HBase is a real-time database that provides high write performance in the Hadoop ecosystem. OSS-HDFS (JindoFS service) is a storage service released by Alibaba Cloud and is compatible with the HDFS API. E-MapReduce (EMR) allows HBase to use OSS-HDFS as the underlying storage and supports storage of write-ahead logging (WAL) files. This decouples storage and computing.
Prerequisites
A cluster of EMR V3.42.0 or later, or EMR V5.8.0 or later is created. For more information, see Create a cluster.
OSS-HDFS is enabled for a bucket and permissions are granted to access OSS-HDFS. For more information about how to enable OSS-HDFS, see Enable OSS-HDFS and grant access permissions.
Procedure
Connect to the EMR cluster.
Log on to the EMR console.
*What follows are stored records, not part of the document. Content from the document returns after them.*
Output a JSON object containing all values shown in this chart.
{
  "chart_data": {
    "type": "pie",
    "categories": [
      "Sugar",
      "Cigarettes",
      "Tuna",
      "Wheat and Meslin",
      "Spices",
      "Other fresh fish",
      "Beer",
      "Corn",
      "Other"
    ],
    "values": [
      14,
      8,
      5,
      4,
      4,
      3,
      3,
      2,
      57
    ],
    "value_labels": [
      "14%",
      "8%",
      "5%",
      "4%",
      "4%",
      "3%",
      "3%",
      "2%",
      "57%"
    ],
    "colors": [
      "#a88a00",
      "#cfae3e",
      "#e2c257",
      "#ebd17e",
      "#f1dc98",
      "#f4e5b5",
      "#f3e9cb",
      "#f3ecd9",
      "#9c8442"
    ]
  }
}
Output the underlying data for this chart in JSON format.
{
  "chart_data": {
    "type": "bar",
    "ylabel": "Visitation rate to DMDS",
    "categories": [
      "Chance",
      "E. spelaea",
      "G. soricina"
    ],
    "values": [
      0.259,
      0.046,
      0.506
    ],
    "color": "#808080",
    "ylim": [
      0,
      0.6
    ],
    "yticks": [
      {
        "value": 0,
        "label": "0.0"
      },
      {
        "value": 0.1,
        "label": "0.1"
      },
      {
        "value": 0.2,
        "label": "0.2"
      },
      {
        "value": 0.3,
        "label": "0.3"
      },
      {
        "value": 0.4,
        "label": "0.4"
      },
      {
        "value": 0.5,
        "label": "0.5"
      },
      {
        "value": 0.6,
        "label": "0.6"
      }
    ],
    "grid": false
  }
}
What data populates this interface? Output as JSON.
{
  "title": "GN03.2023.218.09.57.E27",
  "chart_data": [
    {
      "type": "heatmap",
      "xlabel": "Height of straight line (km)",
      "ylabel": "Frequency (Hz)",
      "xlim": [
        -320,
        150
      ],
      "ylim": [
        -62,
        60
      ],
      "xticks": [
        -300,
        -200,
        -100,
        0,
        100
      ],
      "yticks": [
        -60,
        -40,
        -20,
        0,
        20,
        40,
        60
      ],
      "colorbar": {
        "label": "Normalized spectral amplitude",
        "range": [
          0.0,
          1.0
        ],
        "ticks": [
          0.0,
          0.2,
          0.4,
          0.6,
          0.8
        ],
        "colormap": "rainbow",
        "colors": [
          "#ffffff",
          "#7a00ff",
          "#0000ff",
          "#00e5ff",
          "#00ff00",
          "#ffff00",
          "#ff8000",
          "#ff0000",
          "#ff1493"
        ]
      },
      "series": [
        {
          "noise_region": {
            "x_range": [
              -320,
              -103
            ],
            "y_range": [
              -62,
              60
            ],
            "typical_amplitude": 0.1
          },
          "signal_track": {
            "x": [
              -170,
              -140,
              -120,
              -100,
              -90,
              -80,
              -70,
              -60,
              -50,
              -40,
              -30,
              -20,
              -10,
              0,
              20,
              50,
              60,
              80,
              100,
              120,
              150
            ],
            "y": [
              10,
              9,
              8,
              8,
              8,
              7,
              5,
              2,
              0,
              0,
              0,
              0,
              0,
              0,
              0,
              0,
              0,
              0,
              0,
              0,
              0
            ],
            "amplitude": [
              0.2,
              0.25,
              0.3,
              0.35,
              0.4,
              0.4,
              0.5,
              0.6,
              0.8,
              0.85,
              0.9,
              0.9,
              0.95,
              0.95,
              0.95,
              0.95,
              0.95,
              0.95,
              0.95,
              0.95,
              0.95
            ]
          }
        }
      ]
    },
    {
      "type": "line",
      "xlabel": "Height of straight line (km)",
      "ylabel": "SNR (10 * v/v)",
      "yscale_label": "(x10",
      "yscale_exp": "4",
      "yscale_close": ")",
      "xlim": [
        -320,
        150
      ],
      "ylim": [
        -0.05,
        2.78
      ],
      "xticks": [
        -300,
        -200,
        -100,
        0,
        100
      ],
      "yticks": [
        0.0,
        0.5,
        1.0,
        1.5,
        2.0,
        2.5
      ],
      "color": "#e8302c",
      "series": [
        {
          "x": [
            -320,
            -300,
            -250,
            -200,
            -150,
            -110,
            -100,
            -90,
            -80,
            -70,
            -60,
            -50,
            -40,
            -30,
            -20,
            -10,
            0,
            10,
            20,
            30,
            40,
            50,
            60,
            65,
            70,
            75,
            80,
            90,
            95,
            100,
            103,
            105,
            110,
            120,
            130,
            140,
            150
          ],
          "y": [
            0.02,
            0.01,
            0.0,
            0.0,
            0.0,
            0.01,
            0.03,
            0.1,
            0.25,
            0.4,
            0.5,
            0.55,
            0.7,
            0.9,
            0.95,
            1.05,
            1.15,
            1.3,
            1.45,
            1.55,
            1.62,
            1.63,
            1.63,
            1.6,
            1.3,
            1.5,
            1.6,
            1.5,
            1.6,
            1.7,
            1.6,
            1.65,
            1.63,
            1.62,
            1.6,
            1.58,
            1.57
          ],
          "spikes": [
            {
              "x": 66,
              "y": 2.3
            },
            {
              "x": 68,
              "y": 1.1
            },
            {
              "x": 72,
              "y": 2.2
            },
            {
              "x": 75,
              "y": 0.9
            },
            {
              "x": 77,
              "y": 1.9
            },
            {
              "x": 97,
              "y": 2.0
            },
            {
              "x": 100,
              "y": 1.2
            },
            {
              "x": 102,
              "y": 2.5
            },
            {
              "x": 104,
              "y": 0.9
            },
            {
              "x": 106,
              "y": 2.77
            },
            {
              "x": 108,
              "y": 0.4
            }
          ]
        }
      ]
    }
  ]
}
In the left-side navigation pane, click EMR on ECS.
Click the EMR cluster that you created.
Click the Nodes tab, and then click the plus icon () on the left side of the node group.
Click the ID of the ECS instance. On the Instances page, click Connect next to the instance ID.
For more information about how to log on to a cluster in Windows or Linux by using an SSH key pair or SSH password, see Log on to a cluster.
- Specify a storage path for HBase. To specify a path in OSS as the storage path for data and WAL files in HBase, you must change the value of the hbase.rootdir parameter in the hbase-site configuration file to the OSS path. The path is in the
oss://bucket.endpoint/hbase-root-dir
format.Important To release clusters, you must disable tables and make sure that all update operations performed on WAL files are synchronized to the HFiles.